In the transition of the primordial follicles into primary follicles the follicular epithelium that surrounds the oocyte becomes iso- to highly prismatic.
When primary follicles survive, secondary follicles with follicular epitheliums encompassing multiple rows are engendered. This is now called the stratum granulosum. In the secondary follicles a glycoprotein layer, the pellucid zone, between the oocyte and follicular epithelium becomes visible. Cytoplasmic processes of the granulosa cells that lie upon it reach the oocyte through the pellucid zone and thereby assure their maintenance function. Outside the basal lamina the stroma ovarii organizes itself to become theca folliculi cells.
If the secondary follicles survive, tertiary follicles are engendered. Their identifying characteristic is a fluid-filled cavity, the antral follicle. The oocyte lies at the edge in a mound made of granulosa epithelial cells, the cumulus oophorus. In the meantime it has grown so large that its cellular nucleus has attained the size of a whole primordial follicle. The connective tissue around the follicle has already clearly differentiated itself into a theca interna, well supplied with capillaries, out of large, lipid-rich cells (hormone production) and a theca externa, which forms a transition to the stroma ovarii and contains larger vessels.

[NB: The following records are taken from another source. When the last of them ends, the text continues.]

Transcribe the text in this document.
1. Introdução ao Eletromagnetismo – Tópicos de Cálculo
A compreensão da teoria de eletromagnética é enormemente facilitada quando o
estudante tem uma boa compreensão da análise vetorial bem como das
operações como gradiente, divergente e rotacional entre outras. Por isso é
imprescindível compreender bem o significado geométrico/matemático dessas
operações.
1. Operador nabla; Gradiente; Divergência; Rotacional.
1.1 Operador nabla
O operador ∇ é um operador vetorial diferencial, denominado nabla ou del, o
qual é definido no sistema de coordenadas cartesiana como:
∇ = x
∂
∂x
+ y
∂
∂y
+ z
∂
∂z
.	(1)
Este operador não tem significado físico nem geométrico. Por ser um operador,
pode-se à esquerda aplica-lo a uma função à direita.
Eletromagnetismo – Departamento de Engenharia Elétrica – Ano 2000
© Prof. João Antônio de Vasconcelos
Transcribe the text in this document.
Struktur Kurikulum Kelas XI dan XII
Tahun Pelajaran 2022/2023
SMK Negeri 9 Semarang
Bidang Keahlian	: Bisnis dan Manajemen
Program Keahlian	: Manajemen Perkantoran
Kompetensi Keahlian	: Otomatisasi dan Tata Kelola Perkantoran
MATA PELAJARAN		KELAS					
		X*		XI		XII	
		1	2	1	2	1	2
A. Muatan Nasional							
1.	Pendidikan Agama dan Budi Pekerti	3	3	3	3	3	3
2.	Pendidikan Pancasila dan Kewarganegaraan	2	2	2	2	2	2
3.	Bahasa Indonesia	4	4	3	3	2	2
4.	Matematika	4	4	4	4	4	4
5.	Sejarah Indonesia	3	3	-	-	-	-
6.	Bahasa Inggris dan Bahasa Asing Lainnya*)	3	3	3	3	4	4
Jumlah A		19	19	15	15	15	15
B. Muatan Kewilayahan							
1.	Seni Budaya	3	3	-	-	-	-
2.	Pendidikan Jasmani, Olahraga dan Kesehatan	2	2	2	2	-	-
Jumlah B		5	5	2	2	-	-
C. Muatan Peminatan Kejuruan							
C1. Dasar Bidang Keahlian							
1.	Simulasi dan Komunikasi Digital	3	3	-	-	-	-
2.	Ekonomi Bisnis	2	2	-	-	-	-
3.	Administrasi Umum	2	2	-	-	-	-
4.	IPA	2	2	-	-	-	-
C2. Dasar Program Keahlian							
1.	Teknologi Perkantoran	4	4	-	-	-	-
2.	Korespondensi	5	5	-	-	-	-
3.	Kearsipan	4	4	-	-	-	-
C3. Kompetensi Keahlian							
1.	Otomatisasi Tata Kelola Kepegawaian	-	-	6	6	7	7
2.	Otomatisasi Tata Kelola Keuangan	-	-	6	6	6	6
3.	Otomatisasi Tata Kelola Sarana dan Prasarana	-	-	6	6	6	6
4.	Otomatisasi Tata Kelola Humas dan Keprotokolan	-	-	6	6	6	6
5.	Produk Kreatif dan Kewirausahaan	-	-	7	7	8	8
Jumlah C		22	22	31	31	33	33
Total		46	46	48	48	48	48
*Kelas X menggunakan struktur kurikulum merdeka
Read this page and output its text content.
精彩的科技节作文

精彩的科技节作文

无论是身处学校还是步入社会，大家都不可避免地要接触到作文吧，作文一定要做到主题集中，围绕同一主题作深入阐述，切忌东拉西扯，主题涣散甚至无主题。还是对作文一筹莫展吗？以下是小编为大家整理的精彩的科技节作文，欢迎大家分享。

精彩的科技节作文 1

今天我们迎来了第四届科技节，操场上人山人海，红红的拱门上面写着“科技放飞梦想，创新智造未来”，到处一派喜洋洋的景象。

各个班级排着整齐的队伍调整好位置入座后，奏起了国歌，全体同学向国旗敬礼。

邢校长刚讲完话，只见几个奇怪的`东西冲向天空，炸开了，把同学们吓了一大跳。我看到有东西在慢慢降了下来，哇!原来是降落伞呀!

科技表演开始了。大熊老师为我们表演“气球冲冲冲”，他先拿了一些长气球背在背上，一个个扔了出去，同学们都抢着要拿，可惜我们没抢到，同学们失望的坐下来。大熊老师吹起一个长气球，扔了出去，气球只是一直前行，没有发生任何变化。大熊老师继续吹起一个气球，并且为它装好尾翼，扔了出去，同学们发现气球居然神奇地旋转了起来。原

Decisive for a successful follicle growth is a well-developed net of capillaries in the theca interna. The precise steering mechanism that leads to the selection of a follicle and its subsequent maturation to become a graafian follicle is still unknown. Before ovulation a growth spurt of the tertiary follicles takes place.
This corresponds to an especially large tertiary follicle that can be expected to suffice for ovulation.